The judge ruled that the use of hotels as long-term detention spaces violates a decades old settlement governing the treatment of immigrant children in custody. The judge ordered border agencies to stop placing children in hotels by Sept. 15 and to remove children from hotels as soon as possible.
The government “cannot seriously argue in good faith that flouting their contractual obligation to place minors in licensed programs is necessary to mitigate the spread of COVID-19,” Gee wrote.
So far 148,000 migrants have been removed from America since the start of the COVID-19 pandemic in March by immigration agencies at the U.S.-Mexico border.

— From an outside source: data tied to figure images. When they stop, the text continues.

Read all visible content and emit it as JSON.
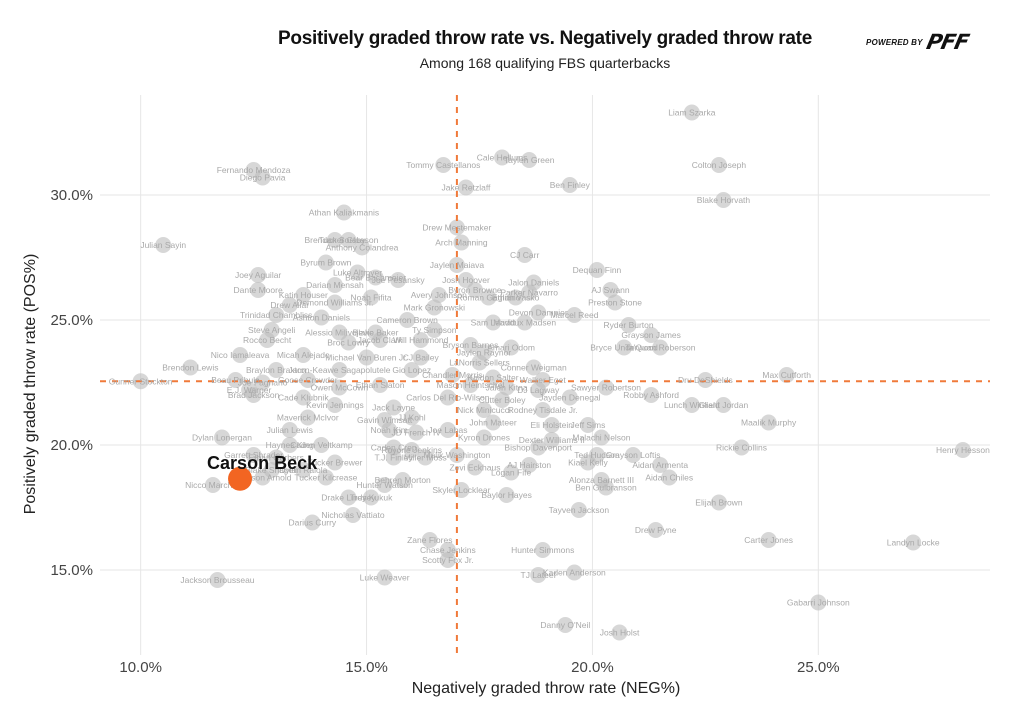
{
  "chart_data": {
    "type": "scatter",
    "title": "Positively graded throw rate vs. Negatively graded throw rate",
    "subtitle": "Among 168 qualifying FBS quarterbacks",
    "xlabel": "Negatively graded throw rate (NEG%)",
    "ylabel": "Positively graded throw rate (POS%)",
    "xlim": [
      9.1,
      28.8
    ],
    "ylim": [
      11.6,
      34.0
    ],
    "x_ticks": [
      10,
      15,
      20,
      25
    ],
    "y_ticks": [
      15,
      20,
      25,
      30
    ],
    "x_tick_labels": [
      "10.0%",
      "15.0%",
      "20.0%",
      "25.0%"
    ],
    "y_tick_labels": [
      "15.0%",
      "20.0%",
      "25.0%",
      "30.0%"
    ],
    "grid": true,
    "reference_lines": {
      "x_average": 17.0,
      "y_average": 22.55,
      "color": "#f07a3a",
      "style": "dashed"
    },
    "highlight": {
      "name": "Carson Beck",
      "x": 12.2,
      "y": 18.65,
      "color": "#f26522"
    },
    "point_color": "#cfcfcf",
    "points": [
      {
        "name": "Liam Szarka",
        "x": 22.2,
        "y": 33.3
      },
      {
        "name": "Cale Hellums",
        "x": 18.0,
        "y": 31.5
      },
      {
        "name": "Taylen Green",
        "x": 18.6,
        "y": 31.4
      },
      {
        "name": "Tommy Castellanos",
        "x": 16.7,
        "y": 31.2
      },
      {
        "name": "Colton Joseph",
        "x": 22.8,
        "y": 31.2
      },
      {
        "name": "Fernando Mendoza",
        "x": 12.5,
        "y": 31.0
      },
      {
        "name": "Diego Pavia",
        "x": 12.7,
        "y": 30.7
      },
      {
        "name": "Jake Retzlaff",
        "x": 17.2,
        "y": 30.3
      },
      {
        "name": "Ben Finley",
        "x": 19.5,
        "y": 30.4
      },
      {
        "name": "Blake Horvath",
        "x": 22.9,
        "y": 29.8
      },
      {
        "name": "Athan Kaliakmanis",
        "x": 14.5,
        "y": 29.3
      },
      {
        "name": "Drew Mestemaker",
        "x": 17.0,
        "y": 28.7
      },
      {
        "name": "Brendan Sorsby",
        "x": 14.3,
        "y": 28.2
      },
      {
        "name": "Tucker Gleason",
        "x": 14.6,
        "y": 28.2
      },
      {
        "name": "Arch Manning",
        "x": 17.1,
        "y": 28.1
      },
      {
        "name": "Julian Sayin",
        "x": 10.5,
        "y": 28.0
      },
      {
        "name": "Anthony Colandrea",
        "x": 14.9,
        "y": 27.9
      },
      {
        "name": "CJ Carr",
        "x": 18.5,
        "y": 27.6
      },
      {
        "name": "Byrum Brown",
        "x": 14.1,
        "y": 27.3
      },
      {
        "name": "Jaylen Maiava",
        "x": 17.0,
        "y": 27.2
      },
      {
        "name": "Dequan Finn",
        "x": 20.1,
        "y": 27.0
      },
      {
        "name": "Luke Altmyer",
        "x": 14.8,
        "y": 26.9
      },
      {
        "name": "Bear Bachmeier",
        "x": 15.2,
        "y": 26.7
      },
      {
        "name": "Josh Hoover",
        "x": 17.2,
        "y": 26.6
      },
      {
        "name": "Jalon Daniels",
        "x": 18.7,
        "y": 26.5
      },
      {
        "name": "Joey Aguilar",
        "x": 12.6,
        "y": 26.8
      },
      {
        "name": "Darian Mensah",
        "x": 14.3,
        "y": 26.4
      },
      {
        "name": "Joe Pesansky",
        "x": 15.7,
        "y": 26.6
      },
      {
        "name": "Byron Browne",
        "x": 17.4,
        "y": 26.2
      },
      {
        "name": "Parker Navarro",
        "x": 18.6,
        "y": 26.1
      },
      {
        "name": "AJ Swann",
        "x": 20.4,
        "y": 26.2
      },
      {
        "name": "Dante Moore",
        "x": 12.6,
        "y": 26.2
      },
      {
        "name": "Katin Houser",
        "x": 13.6,
        "y": 26.0
      },
      {
        "name": "Noah Fifita",
        "x": 15.1,
        "y": 25.9
      },
      {
        "name": "Avery Johnson",
        "x": 16.6,
        "y": 26.0
      },
      {
        "name": "Roman Gagliano",
        "x": 17.7,
        "y": 25.9
      },
      {
        "name": "Ethan Vasko",
        "x": 18.3,
        "y": 25.9
      },
      {
        "name": "Preston Stone",
        "x": 20.5,
        "y": 25.7
      },
      {
        "name": "Drew Allar",
        "x": 13.3,
        "y": 25.6
      },
      {
        "name": "Demond Williams Jr.",
        "x": 14.3,
        "y": 25.7
      },
      {
        "name": "Mark Gronowski",
        "x": 16.5,
        "y": 25.5
      },
      {
        "name": "Devon Dampier",
        "x": 18.8,
        "y": 25.3
      },
      {
        "name": "Marcel Reed",
        "x": 19.6,
        "y": 25.2
      },
      {
        "name": "Trinidad Chambliss",
        "x": 13.0,
        "y": 25.2
      },
      {
        "name": "Ashton Daniels",
        "x": 14.0,
        "y": 25.1
      },
      {
        "name": "Cameron Brown",
        "x": 15.9,
        "y": 25.0
      },
      {
        "name": "Sam Leavitt",
        "x": 17.8,
        "y": 24.9
      },
      {
        "name": "Maddux Madsen",
        "x": 18.5,
        "y": 24.9
      },
      {
        "name": "Ryder Burton",
        "x": 20.8,
        "y": 24.8
      },
      {
        "name": "Steve Angeli",
        "x": 12.9,
        "y": 24.6
      },
      {
        "name": "Alessio Milivojevic",
        "x": 14.4,
        "y": 24.5
      },
      {
        "name": "Blake Baker",
        "x": 15.2,
        "y": 24.5
      },
      {
        "name": "Ty Simpson",
        "x": 16.5,
        "y": 24.6
      },
      {
        "name": "Grayson James",
        "x": 21.3,
        "y": 24.4
      },
      {
        "name": "Rocco Becht",
        "x": 12.8,
        "y": 24.2
      },
      {
        "name": "Broc Lowry",
        "x": 14.6,
        "y": 24.1
      },
      {
        "name": "Jacob Clark",
        "x": 15.3,
        "y": 24.2
      },
      {
        "name": "Will Hammond",
        "x": 16.2,
        "y": 24.2
      },
      {
        "name": "Bryson Barnes",
        "x": 17.3,
        "y": 24.0
      },
      {
        "name": "Amari Odom",
        "x": 18.2,
        "y": 23.9
      },
      {
        "name": "Bryce Underwood",
        "x": 20.7,
        "y": 23.9
      },
      {
        "name": "Ta'Quan Roberson",
        "x": 21.5,
        "y": 23.9
      },
      {
        "name": "Jaylen Raynor",
        "x": 17.6,
        "y": 23.7
      },
      {
        "name": "Nico Iamaleava",
        "x": 12.2,
        "y": 23.6
      },
      {
        "name": "Micah Alejado",
        "x": 13.6,
        "y": 23.6
      },
      {
        "name": "Michael Van Buren Jr.",
        "x": 15.0,
        "y": 23.5
      },
      {
        "name": "CJ Bailey",
        "x": 16.2,
        "y": 23.5
      },
      {
        "name": "Brendon Lewis",
        "x": 11.1,
        "y": 23.1
      },
      {
        "name": "LaNorris Sellers",
        "x": 17.5,
        "y": 23.3
      },
      {
        "name": "Conner Weigman",
        "x": 18.7,
        "y": 23.1
      },
      {
        "name": "Braylon Braxton",
        "x": 13.0,
        "y": 23.0
      },
      {
        "name": "Jaron-Keawe Sagapolutele",
        "x": 14.4,
        "y": 23.0
      },
      {
        "name": "Gio Lopez",
        "x": 16.0,
        "y": 23.0
      },
      {
        "name": "Kaidon Salter",
        "x": 17.8,
        "y": 22.7
      },
      {
        "name": "Walker Eget",
        "x": 18.9,
        "y": 22.6
      },
      {
        "name": "Beau Pribula",
        "x": 12.1,
        "y": 22.6
      },
      {
        "name": "Joe Fagnano",
        "x": 12.7,
        "y": 22.5
      },
      {
        "name": "Goose Crowder",
        "x": 13.7,
        "y": 22.6
      },
      {
        "name": "Chandler Morris",
        "x": 16.9,
        "y": 22.8
      },
      {
        "name": "Dru DeShields",
        "x": 22.5,
        "y": 22.6
      },
      {
        "name": "Max Cutforth",
        "x": 24.3,
        "y": 22.8
      },
      {
        "name": "Gunner Stockton",
        "x": 10.0,
        "y": 22.55
      },
      {
        "name": "Ethan Slaton",
        "x": 15.3,
        "y": 22.4
      },
      {
        "name": "Sawyer Robertson",
        "x": 20.3,
        "y": 22.3
      },
      {
        "name": "E.J. Warner",
        "x": 12.4,
        "y": 22.2
      },
      {
        "name": "Owen McCown",
        "x": 14.4,
        "y": 22.3
      },
      {
        "name": "Mason Heintschel",
        "x": 17.3,
        "y": 22.4
      },
      {
        "name": "Jalen Kitna",
        "x": 18.1,
        "y": 22.3
      },
      {
        "name": "DJ Lagway",
        "x": 18.8,
        "y": 22.2
      },
      {
        "name": "Robby Ashford",
        "x": 21.3,
        "y": 22.0
      },
      {
        "name": "Brad Jackson",
        "x": 12.5,
        "y": 22.0
      },
      {
        "name": "Cade Klubnik",
        "x": 13.6,
        "y": 21.9
      },
      {
        "name": "Carlos Del Rio-Wilson",
        "x": 16.8,
        "y": 21.9
      },
      {
        "name": "Cutter Boley",
        "x": 18.0,
        "y": 21.8
      },
      {
        "name": "Jayden Denegal",
        "x": 19.5,
        "y": 21.9
      },
      {
        "name": "Kevin Jennings",
        "x": 14.3,
        "y": 21.6
      },
      {
        "name": "Jack Layne",
        "x": 15.6,
        "y": 21.5
      },
      {
        "name": "Lunch Winfield",
        "x": 22.2,
        "y": 21.6
      },
      {
        "name": "Grant Jordan",
        "x": 22.9,
        "y": 21.6
      },
      {
        "name": "Nick Minicucci",
        "x": 17.6,
        "y": 21.4
      },
      {
        "name": "Rodney Tisdale Jr.",
        "x": 18.9,
        "y": 21.4
      },
      {
        "name": "Maverick McIvor",
        "x": 13.7,
        "y": 21.1
      },
      {
        "name": "Gavin Wimsatt",
        "x": 15.4,
        "y": 21.0
      },
      {
        "name": "JJ Kohl",
        "x": 16.0,
        "y": 21.1
      },
      {
        "name": "Maalik Murphy",
        "x": 23.9,
        "y": 20.9
      },
      {
        "name": "John Mateer",
        "x": 17.8,
        "y": 20.9
      },
      {
        "name": "Eli Holstein",
        "x": 19.1,
        "y": 20.8
      },
      {
        "name": "Jeff Sims",
        "x": 19.9,
        "y": 20.8
      },
      {
        "name": "Julian Lewis",
        "x": 13.3,
        "y": 20.6
      },
      {
        "name": "Noah Kim",
        "x": 15.5,
        "y": 20.6
      },
      {
        "name": "JD French IV",
        "x": 16.1,
        "y": 20.5
      },
      {
        "name": "Joe Labas",
        "x": 16.8,
        "y": 20.6
      },
      {
        "name": "Dylan Lonergan",
        "x": 11.8,
        "y": 20.3
      },
      {
        "name": "Kyron Drones",
        "x": 17.6,
        "y": 20.3
      },
      {
        "name": "Dexter Williams II",
        "x": 19.1,
        "y": 20.2
      },
      {
        "name": "Malachi Nelson",
        "x": 20.2,
        "y": 20.3
      },
      {
        "name": "Rickie Collins",
        "x": 23.3,
        "y": 19.9
      },
      {
        "name": "Haynes King",
        "x": 13.3,
        "y": 20.0
      },
      {
        "name": "Caden Veltkamp",
        "x": 14.0,
        "y": 20.0
      },
      {
        "name": "Caden Crep",
        "x": 15.6,
        "y": 19.9
      },
      {
        "name": "Royone Jenkins",
        "x": 16.0,
        "y": 19.8
      },
      {
        "name": "Bishop Davenport",
        "x": 18.8,
        "y": 19.9
      },
      {
        "name": "Ted Hudson",
        "x": 20.1,
        "y": 19.6
      },
      {
        "name": "Grayson Loftis",
        "x": 20.9,
        "y": 19.6
      },
      {
        "name": "Henry Hesson",
        "x": 28.2,
        "y": 19.8
      },
      {
        "name": "Garrett Shrader",
        "x": 12.5,
        "y": 19.6
      },
      {
        "name": "Ethan Garbers",
        "x": 13.0,
        "y": 19.5
      },
      {
        "name": "T.J. Finley",
        "x": 15.6,
        "y": 19.5
      },
      {
        "name": "Miller Moss",
        "x": 16.3,
        "y": 19.5
      },
      {
        "name": "Malik Washington",
        "x": 17.0,
        "y": 19.6
      },
      {
        "name": "Tucker Brewer",
        "x": 14.3,
        "y": 19.3
      },
      {
        "name": "Zevi Eckhaus",
        "x": 17.4,
        "y": 19.1
      },
      {
        "name": "Kiael Kelly",
        "x": 19.9,
        "y": 19.3
      },
      {
        "name": "Aidan Armenta",
        "x": 21.5,
        "y": 19.2
      },
      {
        "name": "Blake Shapen",
        "x": 12.9,
        "y": 19.0
      },
      {
        "name": "Dylan Raiola",
        "x": 13.6,
        "y": 19.0
      },
      {
        "name": "AJ Hairston",
        "x": 18.6,
        "y": 19.2
      },
      {
        "name": "Behren Morton",
        "x": 15.8,
        "y": 18.6
      },
      {
        "name": "Logan Fife",
        "x": 18.2,
        "y": 18.9
      },
      {
        "name": "Alonza Barnett III",
        "x": 20.2,
        "y": 18.6
      },
      {
        "name": "Aidan Chiles",
        "x": 21.7,
        "y": 18.7
      },
      {
        "name": "Tucker Kilcrease",
        "x": 14.1,
        "y": 18.7
      },
      {
        "name": "Jackson Arnold",
        "x": 12.7,
        "y": 18.7
      },
      {
        "name": "Nicco Marchiol",
        "x": 11.6,
        "y": 18.4
      },
      {
        "name": "Hunter Watson",
        "x": 15.4,
        "y": 18.4
      },
      {
        "name": "Skyler Locklear",
        "x": 17.1,
        "y": 18.2
      },
      {
        "name": "Ben Gulbranson",
        "x": 20.3,
        "y": 18.3
      },
      {
        "name": "Baylor Hayes",
        "x": 18.1,
        "y": 18.0
      },
      {
        "name": "Trey Kukuk",
        "x": 15.1,
        "y": 17.9
      },
      {
        "name": "Drake Lindsey",
        "x": 14.6,
        "y": 17.9
      },
      {
        "name": "Elijah Brown",
        "x": 22.8,
        "y": 17.7
      },
      {
        "name": "Tayven Jackson",
        "x": 19.7,
        "y": 17.4
      },
      {
        "name": "Nicholas Vattiato",
        "x": 14.7,
        "y": 17.2
      },
      {
        "name": "Darius Curry",
        "x": 13.8,
        "y": 16.9
      },
      {
        "name": "Drew Pyne",
        "x": 21.4,
        "y": 16.6
      },
      {
        "name": "Carter Jones",
        "x": 23.9,
        "y": 16.2
      },
      {
        "name": "Landyn Locke",
        "x": 27.1,
        "y": 16.1
      },
      {
        "name": "Zane Flores",
        "x": 16.4,
        "y": 16.2
      },
      {
        "name": "Hunter Simmons",
        "x": 18.9,
        "y": 15.8
      },
      {
        "name": "Chase Jenkins",
        "x": 16.8,
        "y": 15.8
      },
      {
        "name": "Scotty Fox Jr.",
        "x": 16.8,
        "y": 15.4
      },
      {
        "name": "Kaden Anderson",
        "x": 19.6,
        "y": 14.9
      },
      {
        "name": "TJ Lateef",
        "x": 18.8,
        "y": 14.8
      },
      {
        "name": "Jackson Brousseau",
        "x": 11.7,
        "y": 14.6
      },
      {
        "name": "Luke Weaver",
        "x": 15.4,
        "y": 14.7
      },
      {
        "name": "Gabarri Johnson",
        "x": 25.0,
        "y": 13.7
      },
      {
        "name": "Danny O'Neil",
        "x": 19.4,
        "y": 12.8
      },
      {
        "name": "Josh Holst",
        "x": 20.6,
        "y": 12.5
      }
    ]
  },
  "branding": {
    "powered_by": "POWERED BY",
    "logo": "PFF"
  }
}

Trump and his administration have said that undocumented immigrants threaten the safety of Americans and must be removed. In order to prevent migrants from being allowed to stay, the president’s people have taken at least 577 unaccompanied children to hotels since March, where they are detained and then typically placed on deportation flights.
Most of the children have been placed in Hampton Inn & Suites hotels, including two in Texas and one in Arizona, according to USA Today. The move to the hotels is a substitute for shelters operated by the Department of Health and Human Services, where the children get legal services, education and the chance to be placed with relatives living in the U.S. Those facilities are licensed by the states where they are located. More than 13,000 beds in those shelters are currently empty, according to USA Today.
The judge’s order mandates that the administration must send the children, both those unaccompanied by an adult and those who crossed the border with their adults, back to the shelters.
The Trump administration has not commented on the judge's order.